Back Story: Spinning the tale of the snallygaster

Since we're on the cusp of Halloween, better beware of the possible return of the dreaded snallygaster, which has periodically been scaring the dickens out of Marylanders since the mid-1700s.

The what?


The snallygaster is a half-bird, half-reptile creature that swoops down from the clouds searching for its prey of small game, farm animals, inattentive pets and even young children.

I turned to Ed Okonowicz, the Elkton author who has written more than 20 books chronicling the ghosts, monsters, apparitions and other weird goings-on that have raised the hair on the backs of the necks of Marylanders and Delawareans since Colonial times.


In his book "Monsters of Maryland," which was published last year by Stackpole Books, Okonowicz spins the tale of the snallygaster.

When German immigrants settled in Western Maryland and Southern Pennsylvania in the 1700s, he wrote, they brought more than their language, music, dances, customs, beer and bratwurst. They also brought their monsters, the snallygaster being one of them.

"Among the most distinctive creatures to settle in and hide among the wooded niches of America's Eastern mountains and valleys is the snallygaster — a fearsome, dragon-like flying beast," he wrote.
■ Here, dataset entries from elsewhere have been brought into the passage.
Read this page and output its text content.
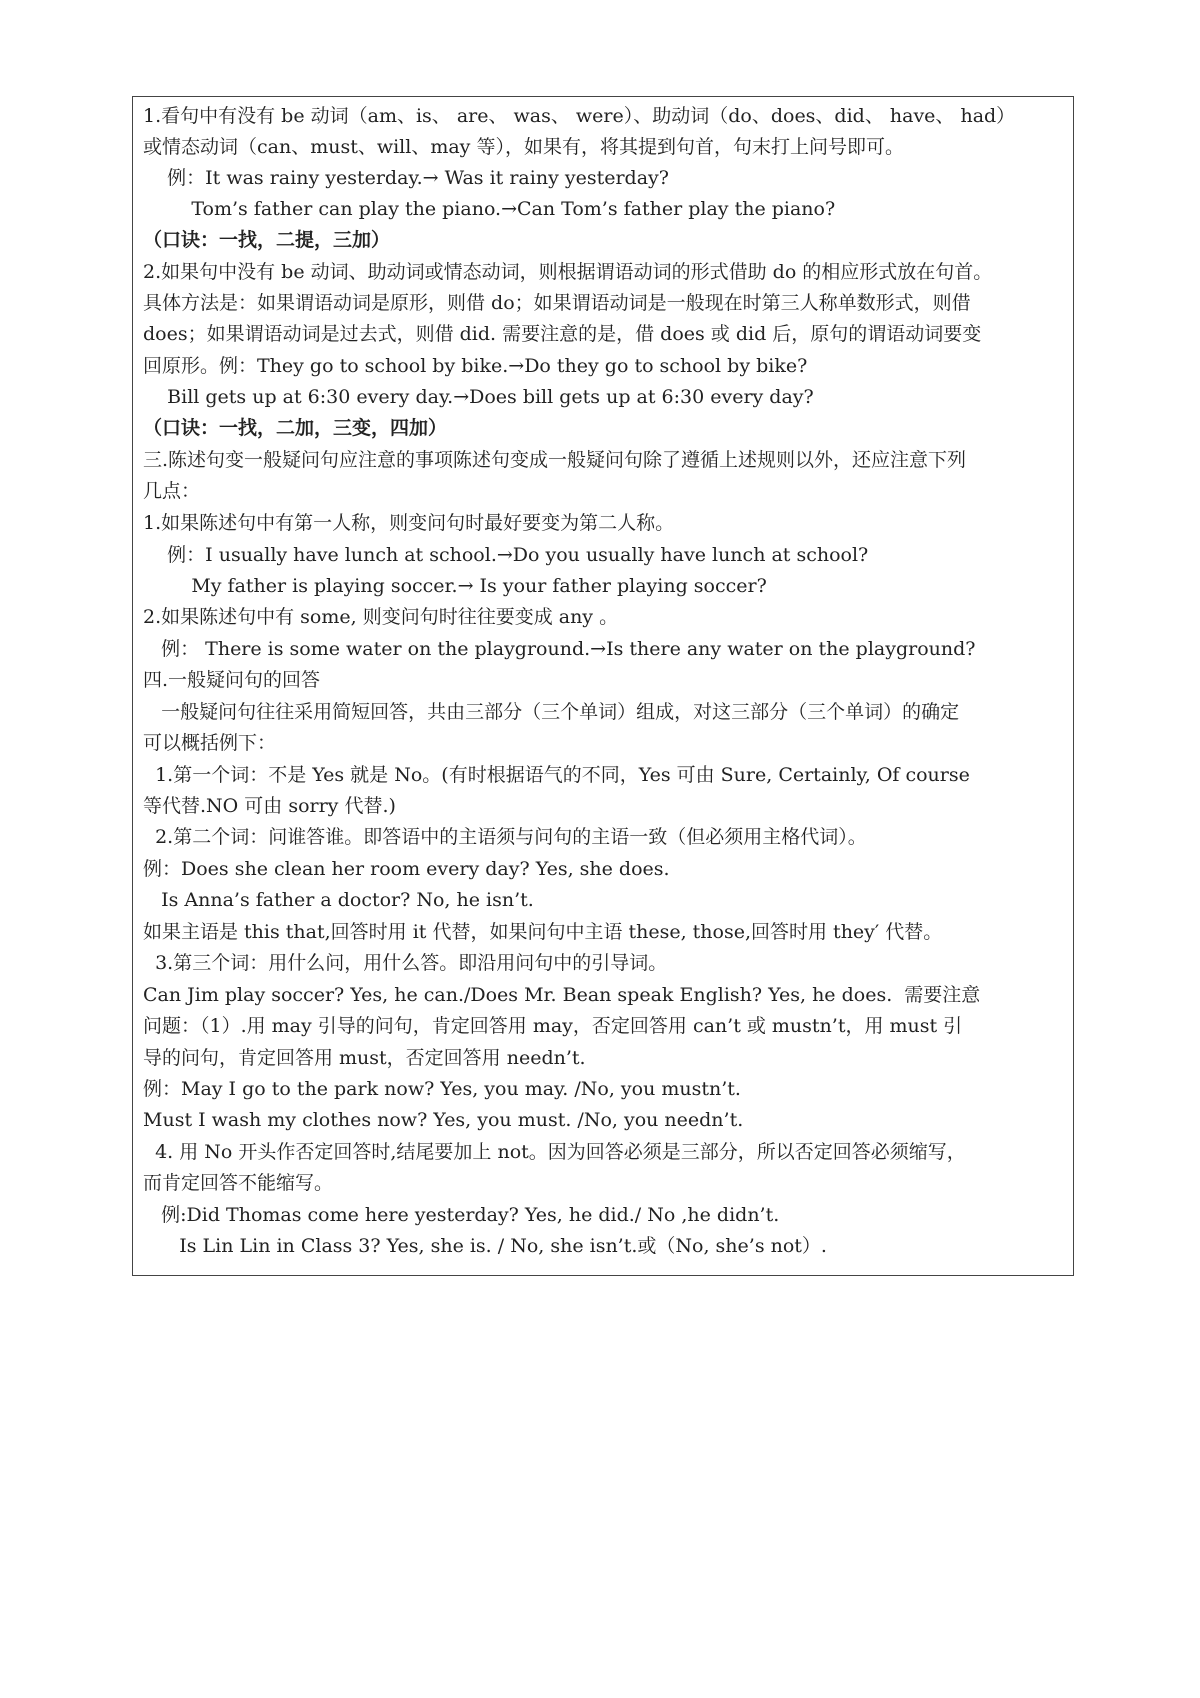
1.看句中有没有 be 动词（am、is、 are、 was、 were）、助动词（do、does、did、 have、 had）
或情态动词（can、must、will、may 等），如果有，将其提到句首，句末打上问号即可。
例：It was rainy yesterday.→ Was it rainy yesterday?
Tom’s father can play the piano.→Can Tom’s father play the piano?
（口诀：一找，二提，三加）
2.如果句中没有 be 动词、助动词或情态动词，则根据谓语动词的形式借助 do 的相应形式放在句首。
具体方法是：如果谓语动词是原形，则借 do；如果谓语动词是一般现在时第三人称单数形式，则借
does；如果谓语动词是过去式，则借 did. 需要注意的是，借 does 或 did 后，原句的谓语动词要变
回原形。例：They go to school by bike.→Do they go to school by bike?
Bill gets up at 6:30 every day.→Does bill gets up at 6:30 every day?
（口诀：一找，二加，三变，四加）
三.陈述句变一般疑问句应注意的事项陈述句变成一般疑问句除了遵循上述规则以外，还应注意下列
几点：
1.如果陈述句中有第一人称，则变问句时最好要变为第二人称。
例：I usually have lunch at school.→Do you usually have lunch at school?
My father is playing soccer.→ Is your father playing soccer?
2.如果陈述句中有 some, 则变问句时往往要变成 any 。
例： There is some water on the playground.→Is there any water on the playground?
四.一般疑问句的回答
一般疑问句往往采用简短回答，共由三部分（三个单词）组成，对这三部分（三个单词）的确定
可以概括例下：
1.第一个词：不是 Yes 就是 No。(有时根据语气的不同，Yes 可由 Sure, Certainly, Of course
等代替.NO 可由 sorry 代替.)
2.第二个词：问谁答谁。即答语中的主语须与问句的主语一致（但必须用主格代词）。
例：Does she clean her room every day? Yes, she does.
Is Anna’s father a doctor? No, he isn’t.
如果主语是 this that,回答时用 it 代替，如果问句中主语 these, those,回答时用 they′ 代替。
3.第三个词：用什么问，用什么答。即沿用问句中的引导词。
Can Jim play soccer? Yes, he can./Does Mr. Bean speak English? Yes, he does.  需要注意
问题：（1）.用 may 引导的问句，肯定回答用 may，否定回答用 can’t 或 mustn’t，用 must 引
导的问句，肯定回答用 must，否定回答用 needn’t.
例：May I go to the park now? Yes, you may. /No, you mustn’t.
Must I wash my clothes now? Yes, you must. /No, you needn’t.
4. 用 No 开头作否定回答时,结尾要加上 not。因为回答必须是三部分，所以否定回答必须缩写，
而肯定回答不能缩写。
例:Did Thomas come here yesterday? Yes, he did./ No ,he didn’t.
Is Lin Lin in Class 3? Yes, she is. / No, she isn’t.或（No, she’s not）.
"The creature has been described as having a very long (up to a 25-foot) wingspan, claws with sharp talons made of hot glowing metal. A long, pointed beak, and a third red, blazing eye in the middle of its forehead," he wrote. "Another description tells of a creature that is half-reptile, half-bird, sporting a loud snapping metallic beak lined with razor-sharp teeth, and possessing several octopus-like tentacles."
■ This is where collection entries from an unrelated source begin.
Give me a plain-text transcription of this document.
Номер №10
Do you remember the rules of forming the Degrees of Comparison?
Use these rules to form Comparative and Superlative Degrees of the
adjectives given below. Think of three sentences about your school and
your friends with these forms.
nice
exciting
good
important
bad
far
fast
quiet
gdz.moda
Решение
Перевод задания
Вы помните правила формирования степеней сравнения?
Okonowicz reports that the snallygaster has a keen sense of smell that aids in helping track down its dinner and emanates an "unpleasant smell."

It derives its unusual name from the German words "schnelle geist" or "schneller geist," which mean "quick spirit" or "fast ghost."

Okonowicz wrote that the snallygaster makes an appearance in the book "Spirits of Frederick," written in 1992 by Alyce T. Weinberg. She points to 1735 as the year the snallygaster first flew onto the scene.

"Since the dragon-flying, child- and animal-snatching monster conducted much of its terrorizing at night, confirmed sightings were rare," wrote Okonowicz. "But the lack of eyeball evidence did not deter country folk from blaming the mountain creature for any misfortune that fell upon the region."


Snallygaster sightings were reported in Maryland newspapers, including this one, as far back as 1906, when one was seen near Frederick.

Even President Theodore Roosevelt had heard the weird tale of the snallygaster and considered postponing an African safari to hunt the hills and mountains of Western Maryland to bag the creature. He later decided Africa was a more important destination.

The snallygaster faded from the scene until 1932, when it was reported that one measuring 14 feet crashed into a moonshiner's mash barrel in the mountains near Middletown and drowned.

But one has to seriously question the validity of this report, considering its source: a moonshiner who might have been performing a little too much quality-control testing on his product.

In 1948, the snallygaster was seen soaring above the spires of Westminster, and in 1973, Maryland State Police began searching Sykesville "for a huge, hairy monster described by residents as a cross between a dwayyo and a snallygaster," The Baltimore Sun reported.

According to lore, the dwayyo hatches from a snallygaster egg and has human traits.


Residents of Sykesville told police that the creature, standing 6 to 7 feet tall with a big bushy tail and black hair, had killed a cow and several dogs, and left behind footprints that measured 131/2 inches long and 6 inches wide.

A woman told the newspaper that she heard it "cry like a baby and then scream like a woman." Several years later, a man told the newspaper that he had been chased by a dwayyo along the banks of the Severn River.

Now, the snallygaster is not to be confused with the "snollygaster," a word that was commonly used in the South beginning in the 1860s to describe a shyster or bad politician.

Probably the last president to employ the term "snollygaster" was Harry Truman, who applied the word in a 1950 letter to Washington Post music critic Paul Hume, who had panned his daughter Margaret's singing.

I called Okonowicz the other day to see if, in his vast experience of exploring and writing about weird things, he had even seen a snallygaster.

"I've never seen one, not even a snallygaster costume," he said. "And if I had seen a real snallygaster, I wouldn't be talking to you right now."